Attention mechanisms

And then, yeah, a nice example for this interleaving logic is, so like one or two years ago, actually since 2013, so a bit longer, a mechanism was described where we have in a network, where the network learns where to direct its attention. So let's say I have this task of describing image captions or learning image captions. So the network is shown pictures and is asked to generate a description for it. Like the bird flies over the lake or something, yeah?

And the architecture is I have a convent to extract the features, yeah? Normal image processing. And then I have an RNN, which is supposed to generate the caption. And now the idea is that as the RNN goes on generating this caption, so one word after another, another place in the image is important, right? Like first it's the bird and then it's the lake. So the network shifts its attention from around different locations in the image.

And this really you can code in static TensorFlow, but you can't code in straightforward Keras. So and it gets a bit nasty in TensorFlow. But now with eager execution, what you can just do is you have your decoder, which is the RNN, which is going to generate that sentence. And as this RNN generates every word, it's going to call the attention module to direct its attention. Things like that have really been really difficult to do without that.

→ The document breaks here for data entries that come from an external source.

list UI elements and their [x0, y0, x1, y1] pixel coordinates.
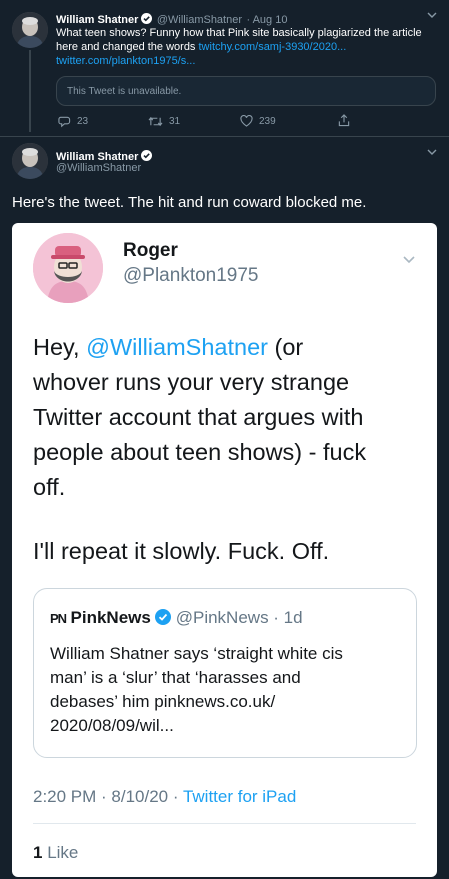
tweet-text-line: people about teen shows) - fuck [33, 439, 367, 465]
roger-name: Roger [123, 240, 178, 261]
plankton-link[interactable]: twitter.com/plankton1975/s... [56, 54, 442, 68]
quoted-author-handle: @PinkNews · 1d [175, 608, 303, 627]
verified-badge-icon [141, 13, 153, 24]
avatar[interactable] [12, 12, 48, 48]
reply-button[interactable]: 23 [58, 115, 88, 128]
tweet-text-fragment: here and changed the words [56, 41, 196, 53]
tweet-text-line: What teen shows? Funny how that Pink sit… [56, 27, 422, 39]
avatar[interactable] [12, 143, 48, 179]
tweet-text-line: here and changed the words twitchy.com/s… [56, 40, 442, 54]
author-handle[interactable]: @WilliamShatner [157, 14, 242, 26]
tweet-text-fragment: (or [267, 334, 304, 360]
tweet-1-text: What teen shows? Funny how that Pink sit… [56, 26, 442, 68]
roger-tweet-text-2: I'll repeat it slowly. Fuck. Off. [33, 538, 330, 564]
like-icon [240, 115, 253, 127]
attached-screenshot-image[interactable]: Roger @Plankton1975 Hey, @WilliamShatner… [12, 223, 437, 877]
tweet-text-fragment: Hey, [33, 334, 87, 360]
author-name[interactable]: William Shatner [56, 14, 138, 26]
reply-count: 23 [77, 116, 89, 127]
chevron-down-icon [402, 249, 416, 270]
reply-icon [58, 116, 71, 128]
retweet-icon [148, 116, 163, 127]
tweet-text-line: off. [33, 474, 66, 500]
like-button[interactable]: 239 [240, 115, 276, 127]
quoted-tweet: PN PinkNews @PinkNews · 1d William Shatn… [33, 588, 417, 758]
mention-williamshatner: @WilliamShatner [86, 334, 268, 360]
tweet-divider [0, 136, 449, 137]
pinknews-logo: PN [50, 611, 67, 626]
roger-avatar [33, 233, 103, 303]
quoted-tweet-text: William Shatner says ‘straight white cis… [50, 642, 410, 738]
tweet-timestamp: 2:20 PM · 8/10/20 · [33, 787, 183, 806]
author-handle[interactable]: @WilliamShatner [56, 162, 141, 174]
retweet-count: 31 [169, 116, 181, 127]
verified-badge-icon [155, 609, 172, 625]
card-divider [33, 823, 416, 824]
tweet-date[interactable]: · Aug 10 [246, 14, 287, 26]
avatar-image [12, 143, 48, 179]
likes-label: Like [42, 843, 79, 862]
quoted-text-line: debases’ him pinknews.co.uk/ [50, 692, 276, 711]
roger-tweet-text: Hey, @WilliamShatner (or whover runs you… [33, 330, 433, 505]
avatar-image [12, 12, 48, 48]
quoted-author-name: PinkNews [70, 608, 151, 627]
chevron-down-icon[interactable] [426, 146, 438, 161]
quoted-text-line: William Shatner says ‘straight white cis [50, 644, 343, 663]
unavailable-text: This Tweet is unavailable. [67, 86, 182, 97]
tweet-text-line: Twitter account that argues with [33, 404, 364, 430]
share-button[interactable] [338, 114, 350, 127]
share-icon [338, 114, 350, 127]
like-count: 239 [259, 115, 276, 127]
quoted-tweet-header: PN PinkNews @PinkNews · 1d [50, 608, 303, 628]
chevron-down-icon[interactable] [426, 9, 438, 24]
roger-like-count: 1 Like [33, 843, 78, 863]
roger-handle: @Plankton1975 [123, 265, 259, 286]
twitchy-link[interactable]: twitchy.com/samj-3930/2020... [199, 41, 347, 53]
quoted-text-line: 2020/08/09/wil... [50, 716, 174, 735]
verified-badge-icon [141, 150, 153, 161]
unavailable-quote-box: This Tweet is unavailable. [56, 76, 436, 106]
retweet-button[interactable]: 31 [148, 115, 180, 128]
roger-tweet-meta: 2:20 PM · 8/10/20 · Twitter for iPad [33, 787, 296, 807]
tweet-text-line: whover runs your very strange [33, 369, 350, 395]
tweet-text-line: Hey, @WilliamShatner (or [33, 330, 433, 365]
thread-connector-line [29, 50, 31, 132]
quoted-text-line: man’ is a ‘slur’ that ‘harasses and [50, 668, 301, 687]
tweet-source: Twitter for iPad [182, 787, 297, 806]
tweet-2-text: Here's the tweet. The hit and run coward… [12, 194, 367, 211]
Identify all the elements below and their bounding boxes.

Documentation and what's next

And now, okay. First documentation. So we already have lots of examples for that on the blog. So these are all links to blog articles using eager execution for things like image-to-image translation, image captioning, newer style transfer, and newer machine translation. And of course, we also have documentation how to construct an eager execution model.

Now finally, next up, so to say, we already have one article getting started with TensorFlow probability. TensorFlow probability is a separate module of TensorFlow, which is integrated with TensorFlow, which can run distributed on GPU and cover things like from on the bottom level distributions going up over probabilistic network layers until variational inference, MCMC, and things like that. And that also, we can, this goes together very, very nicely with eager execution. And with the same benefits, I can print out stuff and immediately see what's going on. And we're going to cover that in quite some detail in the nearer future.

Q&A

Thanks a lot for the great talk. I wonder if the TensorFlow execution also integrates into TensorBoard so you can have maybe real-time TensorBoard chart monitoring.

So that for sure will work together because this TensorBoard is such a central element of the whole, let's say, TensorFlow environment that I'm pretty sure the Google guys will take care that it works fine.

How helpful would be the eager execution for Keras users? Would it be useful for debugging or? Absolutely. That's an excellent question. Because right now, when we say Keras, we can mean two things, right? We can mean the standalone Keras or we can mean the TF$Keras or TF.Keras implementation. And these examples, at the moment, they are presupposed that you use that TF.Keras implementation, which is, as of today, is not the default implementation we're using, but you can already use it. And probably we're going to switch to that as the default implementation. And you can do all of what I said you can do with that TF.Keras implementation.